The present study was undertaken to determine, using h.p.l.c., both the rate and pattern of benzo[a]pyrene (BP) metabolism in monooxygenase(s)-induced and non-induced prostate glands of adult Sprague Dawley rats (CD-strain). H.p.l.c. analysis showed that for non-induced prostate glands, the initial synthetic rates of dihydrodiols, quinones and phenols in the organic extractable phase were 0.16, 0.18 and 0.16 pmol/min/mg protein, while for the total BP metabolites in the aqueous phase it was 5.4 pmol/min/mg protein. Therefore, BP metabolism in the non-induced prostate gland is extremely low, with the total of BP metabolites in the aqueous phase being approximately 11 times greater than the total of BP metabolites in the organic phase. In contrast, the rates of phenol, quinone and dihydrodiol synthesis in 2,3,7,8-tetrachlorodibenzo-p-dioxin (TCDD)-induced prostate glands were 45.9, 34.5 and 6.0 pmol/min/mg protein, respectively, and are thus significantly increased by 290, 192 and 38 times, respectively over control rates. At the highest TCDD dose (10 μg/kg body weight), the synthetic rates for phenols and quinones increased by 200–300-fold and for the diols about 35-fold over controls. The rate of 7,8-dihydroxy-7,8-dihydrobenzo[a]pyrene synthesis was greater than 4,5-dihydroxy-4,5-dihydrobenzo[a]pyrene or 9,10-dihydroxy-9,10-dihydrobenzo[a]pyrene synthesis. Furthermore, the ratios of the total BP metabolites in the organic phase to those in the aqueous phase of control and TCDD-induced were 0.09 and 3.3, respectively.
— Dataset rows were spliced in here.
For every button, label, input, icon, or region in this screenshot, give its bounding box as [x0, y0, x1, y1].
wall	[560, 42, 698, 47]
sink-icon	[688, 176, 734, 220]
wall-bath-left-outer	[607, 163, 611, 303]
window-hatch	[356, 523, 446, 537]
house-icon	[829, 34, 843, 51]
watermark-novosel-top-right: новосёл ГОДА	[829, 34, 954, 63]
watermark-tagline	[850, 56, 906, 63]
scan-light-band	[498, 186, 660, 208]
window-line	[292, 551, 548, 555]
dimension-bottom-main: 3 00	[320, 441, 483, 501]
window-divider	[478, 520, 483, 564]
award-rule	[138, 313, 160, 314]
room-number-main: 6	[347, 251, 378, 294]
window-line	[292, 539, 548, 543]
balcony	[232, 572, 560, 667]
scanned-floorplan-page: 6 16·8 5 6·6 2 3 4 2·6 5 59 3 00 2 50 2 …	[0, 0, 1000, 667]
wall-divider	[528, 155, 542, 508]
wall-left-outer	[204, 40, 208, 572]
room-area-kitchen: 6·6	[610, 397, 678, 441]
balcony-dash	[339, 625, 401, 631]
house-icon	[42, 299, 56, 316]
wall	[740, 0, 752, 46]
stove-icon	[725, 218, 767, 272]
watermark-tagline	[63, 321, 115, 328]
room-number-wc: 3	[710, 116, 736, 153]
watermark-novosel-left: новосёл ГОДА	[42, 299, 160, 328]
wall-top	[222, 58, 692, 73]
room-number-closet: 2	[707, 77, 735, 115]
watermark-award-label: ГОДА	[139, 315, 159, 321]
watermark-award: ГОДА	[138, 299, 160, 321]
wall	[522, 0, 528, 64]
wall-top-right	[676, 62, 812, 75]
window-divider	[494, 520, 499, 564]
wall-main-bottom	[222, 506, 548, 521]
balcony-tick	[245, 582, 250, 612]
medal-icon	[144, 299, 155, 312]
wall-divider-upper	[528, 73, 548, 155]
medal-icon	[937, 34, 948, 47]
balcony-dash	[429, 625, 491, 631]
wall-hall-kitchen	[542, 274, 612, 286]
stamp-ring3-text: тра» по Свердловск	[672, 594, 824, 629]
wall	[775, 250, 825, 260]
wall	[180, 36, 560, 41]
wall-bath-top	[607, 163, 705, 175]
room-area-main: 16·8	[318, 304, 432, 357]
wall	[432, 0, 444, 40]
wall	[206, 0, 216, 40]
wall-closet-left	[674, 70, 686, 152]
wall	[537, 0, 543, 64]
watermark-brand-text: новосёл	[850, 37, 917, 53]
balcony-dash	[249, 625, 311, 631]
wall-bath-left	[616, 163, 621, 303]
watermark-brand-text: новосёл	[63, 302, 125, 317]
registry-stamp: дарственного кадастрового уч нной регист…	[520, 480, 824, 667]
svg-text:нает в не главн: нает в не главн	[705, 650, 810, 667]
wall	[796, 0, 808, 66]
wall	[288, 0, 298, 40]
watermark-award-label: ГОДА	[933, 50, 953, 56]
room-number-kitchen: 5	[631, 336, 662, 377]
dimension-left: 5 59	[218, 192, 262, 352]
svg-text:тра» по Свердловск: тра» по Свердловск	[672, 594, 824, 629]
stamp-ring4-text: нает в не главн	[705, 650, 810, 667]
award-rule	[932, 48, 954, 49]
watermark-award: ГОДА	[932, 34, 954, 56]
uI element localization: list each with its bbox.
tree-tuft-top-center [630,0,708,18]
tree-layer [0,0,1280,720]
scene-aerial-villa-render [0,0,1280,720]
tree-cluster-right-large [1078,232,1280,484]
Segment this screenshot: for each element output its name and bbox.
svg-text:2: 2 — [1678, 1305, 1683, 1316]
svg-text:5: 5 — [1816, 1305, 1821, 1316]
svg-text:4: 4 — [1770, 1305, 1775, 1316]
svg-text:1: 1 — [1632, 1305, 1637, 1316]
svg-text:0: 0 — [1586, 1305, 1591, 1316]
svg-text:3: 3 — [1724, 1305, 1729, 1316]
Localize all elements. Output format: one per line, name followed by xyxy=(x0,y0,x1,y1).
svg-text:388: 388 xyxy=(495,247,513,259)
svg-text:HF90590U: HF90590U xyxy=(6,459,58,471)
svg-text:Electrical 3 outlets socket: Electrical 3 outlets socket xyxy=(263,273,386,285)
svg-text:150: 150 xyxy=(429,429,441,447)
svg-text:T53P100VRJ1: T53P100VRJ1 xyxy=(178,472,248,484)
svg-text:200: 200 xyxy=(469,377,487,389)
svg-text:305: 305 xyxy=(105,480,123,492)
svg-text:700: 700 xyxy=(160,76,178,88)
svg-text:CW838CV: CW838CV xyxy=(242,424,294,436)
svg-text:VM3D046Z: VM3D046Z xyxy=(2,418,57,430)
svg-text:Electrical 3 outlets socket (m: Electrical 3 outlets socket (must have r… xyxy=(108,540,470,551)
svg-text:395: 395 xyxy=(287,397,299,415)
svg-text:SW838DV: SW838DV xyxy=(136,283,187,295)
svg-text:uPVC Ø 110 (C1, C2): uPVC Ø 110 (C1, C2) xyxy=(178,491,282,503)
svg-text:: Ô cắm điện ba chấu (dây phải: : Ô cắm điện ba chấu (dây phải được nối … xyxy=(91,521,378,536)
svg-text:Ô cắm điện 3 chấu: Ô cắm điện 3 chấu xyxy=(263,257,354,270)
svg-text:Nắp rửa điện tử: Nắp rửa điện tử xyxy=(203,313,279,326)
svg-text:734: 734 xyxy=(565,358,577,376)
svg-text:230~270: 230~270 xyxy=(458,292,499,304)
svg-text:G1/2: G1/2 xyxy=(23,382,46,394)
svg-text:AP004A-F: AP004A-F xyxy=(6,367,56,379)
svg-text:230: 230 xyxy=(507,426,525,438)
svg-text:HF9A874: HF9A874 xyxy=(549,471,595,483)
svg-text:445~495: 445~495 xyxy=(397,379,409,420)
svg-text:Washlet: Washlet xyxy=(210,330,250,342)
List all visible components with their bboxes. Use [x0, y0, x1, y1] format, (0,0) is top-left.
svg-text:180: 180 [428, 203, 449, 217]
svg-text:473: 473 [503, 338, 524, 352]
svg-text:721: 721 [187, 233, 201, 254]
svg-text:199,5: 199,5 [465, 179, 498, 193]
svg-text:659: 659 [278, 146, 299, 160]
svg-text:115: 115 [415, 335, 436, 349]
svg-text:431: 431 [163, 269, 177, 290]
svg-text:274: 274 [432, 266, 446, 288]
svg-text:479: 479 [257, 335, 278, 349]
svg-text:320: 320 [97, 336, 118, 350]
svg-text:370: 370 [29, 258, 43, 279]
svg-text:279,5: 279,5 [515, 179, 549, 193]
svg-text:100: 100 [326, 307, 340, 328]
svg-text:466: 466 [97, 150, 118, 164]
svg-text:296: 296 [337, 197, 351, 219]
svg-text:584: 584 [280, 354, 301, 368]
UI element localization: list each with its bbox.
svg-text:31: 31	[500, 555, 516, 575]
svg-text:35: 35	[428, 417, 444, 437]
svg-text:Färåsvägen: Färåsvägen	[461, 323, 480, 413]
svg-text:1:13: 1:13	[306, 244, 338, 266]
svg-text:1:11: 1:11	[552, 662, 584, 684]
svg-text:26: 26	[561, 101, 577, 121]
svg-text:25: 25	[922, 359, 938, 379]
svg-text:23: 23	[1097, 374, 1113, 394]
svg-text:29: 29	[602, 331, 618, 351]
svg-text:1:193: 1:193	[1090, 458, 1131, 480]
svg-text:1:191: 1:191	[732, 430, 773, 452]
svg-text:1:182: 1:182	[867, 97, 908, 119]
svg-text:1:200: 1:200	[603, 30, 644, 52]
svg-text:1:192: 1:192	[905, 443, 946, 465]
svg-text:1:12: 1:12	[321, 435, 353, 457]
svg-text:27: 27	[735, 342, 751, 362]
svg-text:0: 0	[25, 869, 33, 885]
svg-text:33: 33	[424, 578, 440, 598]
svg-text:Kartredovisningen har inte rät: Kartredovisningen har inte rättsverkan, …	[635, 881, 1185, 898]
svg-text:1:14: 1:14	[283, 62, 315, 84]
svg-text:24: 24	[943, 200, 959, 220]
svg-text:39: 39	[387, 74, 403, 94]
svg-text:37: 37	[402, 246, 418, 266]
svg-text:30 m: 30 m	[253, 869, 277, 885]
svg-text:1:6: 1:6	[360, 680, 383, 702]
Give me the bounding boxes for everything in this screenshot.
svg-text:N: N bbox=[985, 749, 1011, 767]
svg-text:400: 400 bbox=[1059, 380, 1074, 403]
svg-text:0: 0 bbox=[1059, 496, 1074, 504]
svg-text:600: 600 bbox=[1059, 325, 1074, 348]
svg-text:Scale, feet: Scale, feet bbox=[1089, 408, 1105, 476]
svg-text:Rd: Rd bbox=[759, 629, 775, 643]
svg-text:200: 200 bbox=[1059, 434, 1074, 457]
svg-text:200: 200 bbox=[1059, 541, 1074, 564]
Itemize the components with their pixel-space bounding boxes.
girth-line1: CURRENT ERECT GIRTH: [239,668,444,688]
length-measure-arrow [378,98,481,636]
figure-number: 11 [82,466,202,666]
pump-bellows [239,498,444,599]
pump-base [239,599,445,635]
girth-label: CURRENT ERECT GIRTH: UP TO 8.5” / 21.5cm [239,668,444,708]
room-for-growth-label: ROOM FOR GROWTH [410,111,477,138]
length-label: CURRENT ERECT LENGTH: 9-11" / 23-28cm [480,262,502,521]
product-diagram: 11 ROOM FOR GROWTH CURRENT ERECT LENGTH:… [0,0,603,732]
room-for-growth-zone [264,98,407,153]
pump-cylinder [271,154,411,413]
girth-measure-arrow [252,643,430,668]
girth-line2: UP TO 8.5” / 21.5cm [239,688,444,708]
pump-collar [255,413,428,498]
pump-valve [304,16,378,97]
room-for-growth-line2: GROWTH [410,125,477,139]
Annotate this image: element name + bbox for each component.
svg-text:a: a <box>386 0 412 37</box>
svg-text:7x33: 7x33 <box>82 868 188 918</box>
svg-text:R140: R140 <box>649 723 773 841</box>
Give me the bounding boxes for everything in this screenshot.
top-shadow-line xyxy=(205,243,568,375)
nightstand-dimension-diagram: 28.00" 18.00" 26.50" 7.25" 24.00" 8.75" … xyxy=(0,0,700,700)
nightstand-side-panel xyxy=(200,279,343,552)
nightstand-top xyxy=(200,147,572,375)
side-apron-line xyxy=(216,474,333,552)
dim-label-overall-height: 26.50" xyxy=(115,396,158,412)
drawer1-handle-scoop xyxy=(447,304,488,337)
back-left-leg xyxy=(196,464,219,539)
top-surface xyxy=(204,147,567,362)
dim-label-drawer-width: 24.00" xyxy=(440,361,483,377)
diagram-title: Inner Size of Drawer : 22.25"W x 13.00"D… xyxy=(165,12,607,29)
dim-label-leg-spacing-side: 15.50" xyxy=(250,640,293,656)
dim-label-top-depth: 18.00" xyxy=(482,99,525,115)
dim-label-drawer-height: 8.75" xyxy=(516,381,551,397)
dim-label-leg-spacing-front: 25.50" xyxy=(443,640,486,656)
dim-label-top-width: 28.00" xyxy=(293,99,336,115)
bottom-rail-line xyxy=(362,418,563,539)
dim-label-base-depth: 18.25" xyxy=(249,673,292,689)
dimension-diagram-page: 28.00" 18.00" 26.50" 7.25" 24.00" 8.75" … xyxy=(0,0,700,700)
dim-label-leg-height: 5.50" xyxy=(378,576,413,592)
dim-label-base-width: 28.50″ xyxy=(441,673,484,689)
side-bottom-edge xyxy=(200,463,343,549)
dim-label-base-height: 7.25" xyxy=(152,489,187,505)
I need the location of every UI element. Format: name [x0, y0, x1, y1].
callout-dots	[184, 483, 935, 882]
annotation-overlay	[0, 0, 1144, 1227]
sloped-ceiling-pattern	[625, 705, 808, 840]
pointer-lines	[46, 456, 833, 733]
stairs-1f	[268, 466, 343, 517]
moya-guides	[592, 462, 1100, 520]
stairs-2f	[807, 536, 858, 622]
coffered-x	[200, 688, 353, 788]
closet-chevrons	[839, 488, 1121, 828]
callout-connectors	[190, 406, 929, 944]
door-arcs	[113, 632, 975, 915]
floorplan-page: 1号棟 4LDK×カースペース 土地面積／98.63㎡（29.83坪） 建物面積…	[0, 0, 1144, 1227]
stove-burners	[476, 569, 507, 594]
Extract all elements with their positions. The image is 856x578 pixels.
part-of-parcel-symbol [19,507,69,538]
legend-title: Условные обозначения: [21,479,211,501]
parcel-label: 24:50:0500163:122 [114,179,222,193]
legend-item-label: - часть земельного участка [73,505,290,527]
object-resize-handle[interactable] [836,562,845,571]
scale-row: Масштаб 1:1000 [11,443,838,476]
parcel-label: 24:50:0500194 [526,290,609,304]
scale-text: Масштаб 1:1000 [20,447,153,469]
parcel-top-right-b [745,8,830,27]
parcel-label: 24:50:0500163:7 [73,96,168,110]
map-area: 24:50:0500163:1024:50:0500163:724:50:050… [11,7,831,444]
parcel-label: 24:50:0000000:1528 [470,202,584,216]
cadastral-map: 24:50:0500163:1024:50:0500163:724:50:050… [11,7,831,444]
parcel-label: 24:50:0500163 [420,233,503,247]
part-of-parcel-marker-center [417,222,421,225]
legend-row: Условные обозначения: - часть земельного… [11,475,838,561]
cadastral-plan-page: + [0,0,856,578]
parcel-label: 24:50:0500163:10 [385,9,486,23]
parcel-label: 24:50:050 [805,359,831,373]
Thus, it is clear that one of the major effects of TCDD in rat prostate glands is to significantly increase organic-soluble BP metabolites over water-soluble BP metabolites. These experiments also demonstrated that the specific aryl hydrocarbon hydroxylase (AHH), epoxide hydrotase (EH) and glutathione transferase (GSH-T) activities at the maximum substrate concentrations of BP and 4,5-benzo[a]pyrene 4,5-oxide in non-induced prostate glands of CD-rats are 0.25, 50, 12,500 pmol/min/mg protein, respectively. Thus, it is clearly shown that specific prostatic AHH activity is extremely low when compared to EH or GSH-T activity, which are 200 or 50,000 times greater than AHH activity, respectively. However, TCDD treatment significantly increased the specific prostalic AHH activity (200 times), as well as the cytochrome P-446 species (7 times), while specific EH and GSH-T activities were not altered.